The Mexican central bank is “not ready yet to decouple” from the U.S. Federal Reserve, and to do so prematurely could weaken the peso currency, Bank of Mexico board member Jonathan Heath said in a podcast published on Wednesday.
“I don’t see (decoupling) around the corner, not at all,” Heath said in a podcast interview hosted by Banorte, a Mexican bank.
“It’s very important that in the short term, we continue to move more or less in line with the Fed … (decoupling) could see much more volatility, we could even see … the Mexican peso begin to depreciate,” he added.
Analysts have been debating when the Mexican central bank, known as Banxico, will end its current interest rate hiking cycle.
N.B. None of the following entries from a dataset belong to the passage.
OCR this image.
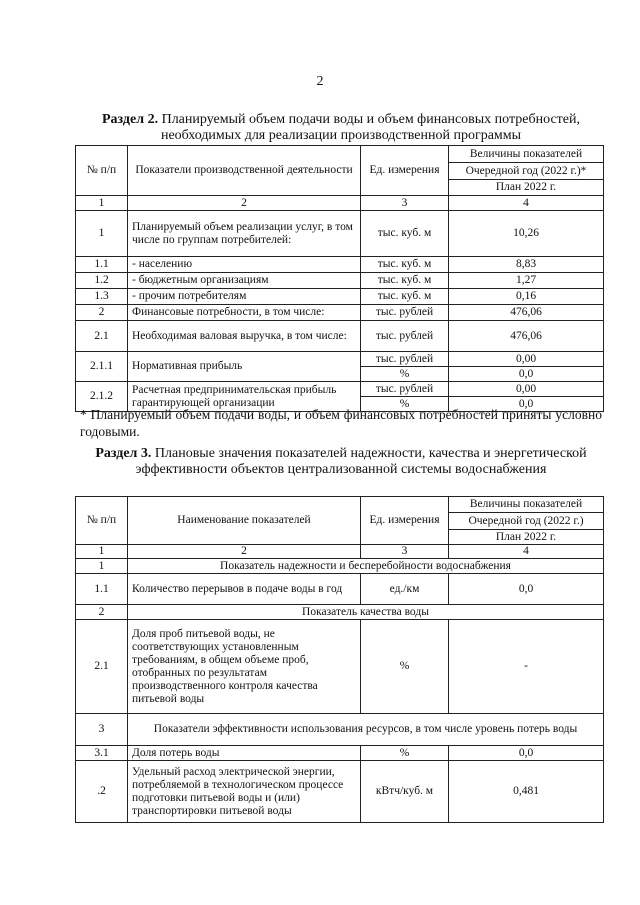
2
Раздел 2. Планируемый объем подачи воды и объем финансовых потребностей, необходимых для реализации производственной программы
№ п/п	Показатели производственной деятельности	Ед. измерения	Величины показателей
			Очередной год (2022 г.)*
			План 2022 г.
1	2	3	4
1	Планируемый объем реализации услуг, в том числе по группам потребителей:	тыс. куб. м	10,26
1.1	- населению	тыс. куб. м	8,83
1.2	- бюджетным организациям	тыс. куб. м	1,27
1.3	- прочим потребителям	тыс. куб. м	0,16
2	Финансовые потребности, в том числе:	тыс. рублей	476,06
2.1	Необходимая валовая выручка, в том числе:	тыс. рублей	476,06
2.1.1	Нормативная прибыль	тыс. рублей	0,00
		%	0,0
2.1.2	Расчетная предпринимательская прибыль гарантирующей организации	тыс. рублей	0,00
		%	0,0
* Планируемый объем подачи воды, и объем финансовых потребностей приняты условно годовыми.
Раздел 3. Плановые значения показателей надежности, качества и энергетической эффективности объектов централизованной системы водоснабжения
№ п/п	Наименование показателей	Ед. измерения	Величины показателей
			Очередной год (2022 г.)
			План 2022 г.
1	2	3	4
1	Показатель надежности и бесперебойности водоснабжения		
1.1	Количество перерывов в подаче воды в год	ед./км	0,0
2	Показатель качества воды		
2.1	Доля проб питьевой воды, не соответствующих установленным требованиям, в общем объеме проб, отобранных по результатам производственного контроля качества питьевой воды	%	-
3	Показатели эффективности использования ресурсов, в том числе уровень потерь воды		
3.1	Доля потерь воды	%	0,0
.2	Удельный расход электрической энергии, потребляемой в технологическом процессе подготовки питьевой воды и (или) транспортировки питьевой воды	кВтч/куб. м	0,481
Last week, fellow Banxico board member Galia Borja said that rate-hike “synchronization” with the Fed was conditional.
Heath also reiterated that more rate hikes are needed to control inflation, suggesting the Mexican central bank will raise borrowing costs again at its next meeting in December.
Mexico’s benchmark interest rate is currently at 10%.
Heath said Mexico’s annual core inflation should peak by the end of the year, forecasting it would reach 8.6%-8.7% in November.
Core inflation, which strips out some volatile food and energy prices, stood at 8.42% in October.
He also predicted core inflation could be around 4% by the end of 2023, assuming there are no unforeseen shocks.
“When we have inflation under control, we can then think about and analyze the cyclical implications of (growth in) the economy,” he said.
Heath noted that Banxico’s monetary policy stance only became restrictive in September, even though the current rate-hike cycle began in mid-2021.
“The first four 25-basis-point hikes didn’t really do anything in terms of moving the monetary stance,” he said.